Couple it with a Stocks and Shares ISA, and I’d say we have a terrific two-pronged approach to investing for our futures.
Still, getting to a million pounds in a SIPP might sound like a tall order. For most of us, it could seem like nothing more than a pipe dream.
But a lot of investors have already reached a million in their SIPPs. So it really is possible, but how could we do it?
Hargreaves Lansdown alone has more than 3,000 clients with more than £1m in their SIPPs. And that’s just one investment services provider.
So how do they do it?
Well, the key secret for building a big pension is to start as young as possible. If we stash away a fixed amount from our first salary in a SIPP every month, we’ll never miss what we didn’t have.
And then bump it up through pay rises, career moves, and any windfalls. It’s surprising how even modest sums could grow and grow.
Imagine someone aged 20, putting away money every month into a SIPP.

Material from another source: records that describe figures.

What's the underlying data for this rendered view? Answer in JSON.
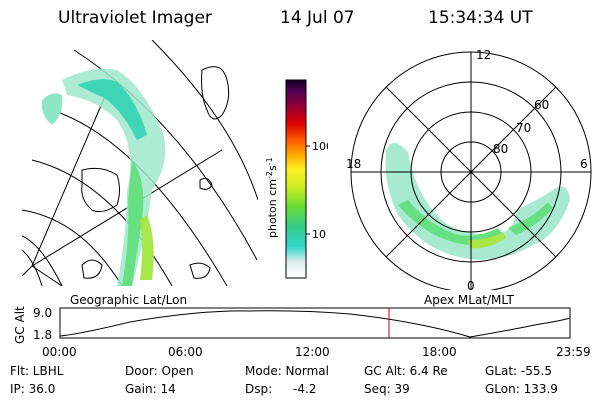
{
  "header": {
    "title": "Ultraviolet Imager",
    "date": "14 Jul 07",
    "time": "15:34:34 UT"
  },
  "colorbar": {
    "label": "photon cm",
    "label_sup1": "-2",
    "label_mid": "s",
    "label_sup2": "-1",
    "tick_100": "100",
    "tick_10": "10"
  },
  "polar_plot": {
    "mlt_labels": {
      "top": "12",
      "left": "18",
      "right": "6",
      "bottom": "0"
    },
    "lat_labels": {
      "l60": "60",
      "l70": "70",
      "l80": "80"
    }
  },
  "panel_labels": {
    "geo": "Geographic Lat/Lon",
    "apex": "Apex MLat/MLT"
  },
  "altitude_plot": {
    "ylabel": "GC Alt",
    "y_top": "9.0",
    "y_bottom": "1.8",
    "x_ticks": [
      "00:00",
      "06:00",
      "12:00",
      "18:00",
      "23:59"
    ]
  },
  "info": {
    "row1": {
      "flt": "Flt: LBHL",
      "door": "Door: Open",
      "mode": "Mode: Normal",
      "gcalt": "GC Alt: 6.4 Re",
      "glat": "GLat: -55.5"
    },
    "row2": {
      "ip": "IP: 36.0",
      "gain": "Gain: 14",
      "dsp_label": "Dsp:",
      "dsp_value": "-4.2",
      "seq": "Seq: 39",
      "glon": "GLon: 133.9"
    }
  },
  "colors": {
    "marker": "#cc0000"
  }
}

Over the past 20 years, The FTSE 100 has returned an average of 6.9% per year. It’s very up and down, though. And sometimes, like when the pandemic hit, the stock market can crash.
And the Footsie might not earn the same in the future.
But for more than a century, UK shares have beaten other forms of investment hands down, through good times and bad.
£450 per month
If our future pensioner could achieve that average of 6.9% per year, they’d need to invest around £450 a month to reach a million by age 60.
It would be nice to be able to retire a millionaire at 60, wouldn’t it?
They might not be able to afford that much right away, but steadily raising their contributions over the years could make a big difference.
This doesn’t account for inflation. But if that evens out at the hoped-for 2% a year in the long term, lifting our contributions by an extra 2% a year shouldn’t cause too much pain.
If I’m talking about SIPPs, I have to mention the lifetime limit.
At the moment, the most anyone can hold in pension savings is capped at £1,073,100. Anything above that is taxable, possibly heavily.
But the good news is that the government will abolished this limit in April 2024. And quite right too, in my view — why should an investor be punished for being too successful?
There are other tax rules too, but I can’t cover them here.
Please note that tax treatment depends on the individual circumstances of each client and may be subject to change in future. The content in this article is provided for information purposes only. It is not intended to be, neither does it constitute, any form of tax advice. Readers are responsible for carrying out their own due diligence and for obtaining professional advice before making any investment decisions.
Anyway, what are the so-called millionaire secrets that I’m supposed to be revealing?
Well, I’ve actually already covered them, and they’re really not so secret at all.
Start investing in our SIPPs as early as possible, invest as much as we can, and keep upping it each year, in real terms ahead of inflation.
Oh, and most SIPP millionaires invest in stocks and shares.